«He llegado al límite de la contradicción entre persona y personaje»
Íñigo Errejón
El distingo es tan semántico como metafísico. En su origen, «persona» (del latín «persona», y esta del griego «prósopon») es la máscara teatral que oculta al personaje. La máscara de Edipo, a través de la abertura de la boca, amplifica el sonido y hace que sus palabras lleguen hasta las últimas gradas del teatro. El espectador griego nunca verá a Edipo, sino la imagen de su máscara. Todos los Edipos de todos los teatros de la Hélade tienen los mismos rasgos y, por tanto, son la misma persona. Sin embargo, el personaje, siempre escondido, son muchos personajes a la vez, tantos como consigue dibujar la imaginación del público. A partir de entonces todo estará al revés durante siglos: la persona será la ficción; el personaje, la realidad que esta ha velado.
No existiría paradoja si ambas palabras no hubiesen intercambiado sus significados con el tiempo. El proceso empieza en el Medievo, cuando se cierran los teatros. El espacio más reducido de la iglesia hace innecesario proyectar tanto la voz, y la reciente espiritualidad exige que la cara sea el espejo del alma. Es así como se produce el desenmascaramiento definitivo y la «persona» empieza a ser identificada con el rostro del personaje. La metamorfosis es tan radical que afectará a lo más profundo de la conciencia. Cuando el personaje se «personalice», la persona se recluirá tras esa nueva máscara para hacerse individuo. El teatro se llenará rápidamente de personajes y las calles de personas.
En el espacio teatral que inventa el siglo XXI ha habido un último cambio. Es pronto para saber hacia dónde nos llevará, pero se aprecia en él la misma capacidad de descabalar la forma que tenemos de señalar la verdad de quienes somos. Lo intuimos en el adicto a las redes sociales que se identifica con el filtro y el seudónimo, en el transexual que piensa que la única certeza es lo que siente, o en el político que suelta la turra moral que cree estar aplicando a su propia vida.

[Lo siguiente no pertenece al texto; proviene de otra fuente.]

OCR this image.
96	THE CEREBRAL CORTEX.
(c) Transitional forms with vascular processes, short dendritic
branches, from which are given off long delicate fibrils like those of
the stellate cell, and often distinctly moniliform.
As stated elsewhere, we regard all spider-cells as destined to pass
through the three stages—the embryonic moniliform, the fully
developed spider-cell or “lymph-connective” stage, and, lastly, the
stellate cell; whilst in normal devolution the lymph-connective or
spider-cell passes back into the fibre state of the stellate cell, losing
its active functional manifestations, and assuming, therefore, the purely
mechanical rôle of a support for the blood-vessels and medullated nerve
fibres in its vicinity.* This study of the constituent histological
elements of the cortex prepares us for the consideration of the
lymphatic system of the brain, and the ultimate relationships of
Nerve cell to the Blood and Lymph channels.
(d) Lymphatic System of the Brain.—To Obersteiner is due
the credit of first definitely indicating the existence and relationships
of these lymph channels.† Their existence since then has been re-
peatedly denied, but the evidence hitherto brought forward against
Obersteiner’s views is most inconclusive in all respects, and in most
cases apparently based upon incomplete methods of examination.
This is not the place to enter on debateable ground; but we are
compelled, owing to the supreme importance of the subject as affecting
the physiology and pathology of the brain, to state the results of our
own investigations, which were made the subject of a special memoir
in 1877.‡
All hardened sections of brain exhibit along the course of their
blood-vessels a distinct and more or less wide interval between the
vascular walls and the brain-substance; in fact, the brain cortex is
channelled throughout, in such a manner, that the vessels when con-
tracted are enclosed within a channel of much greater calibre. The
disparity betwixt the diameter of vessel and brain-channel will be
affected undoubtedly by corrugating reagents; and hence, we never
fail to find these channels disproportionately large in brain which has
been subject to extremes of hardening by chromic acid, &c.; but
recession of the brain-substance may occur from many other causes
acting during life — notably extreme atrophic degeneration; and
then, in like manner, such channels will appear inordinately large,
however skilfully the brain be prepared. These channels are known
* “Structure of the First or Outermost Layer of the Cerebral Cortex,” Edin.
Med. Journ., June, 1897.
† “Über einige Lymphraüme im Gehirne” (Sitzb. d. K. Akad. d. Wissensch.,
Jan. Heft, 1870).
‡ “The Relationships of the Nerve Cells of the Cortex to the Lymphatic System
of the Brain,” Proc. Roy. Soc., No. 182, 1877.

El signo de los tiempos sugiere que ya no hay espejos frente a los que desmaquillarse cuando la función ha terminado. Entre otras razones porque, en el gran teatro de la globalización tecnológica, las obras nunca tienen un final. Por eso, es imposible que vuelva a haber diferencia entre persona y personaje. Me temo que una y otro están condenados a ser siempre lo mismo.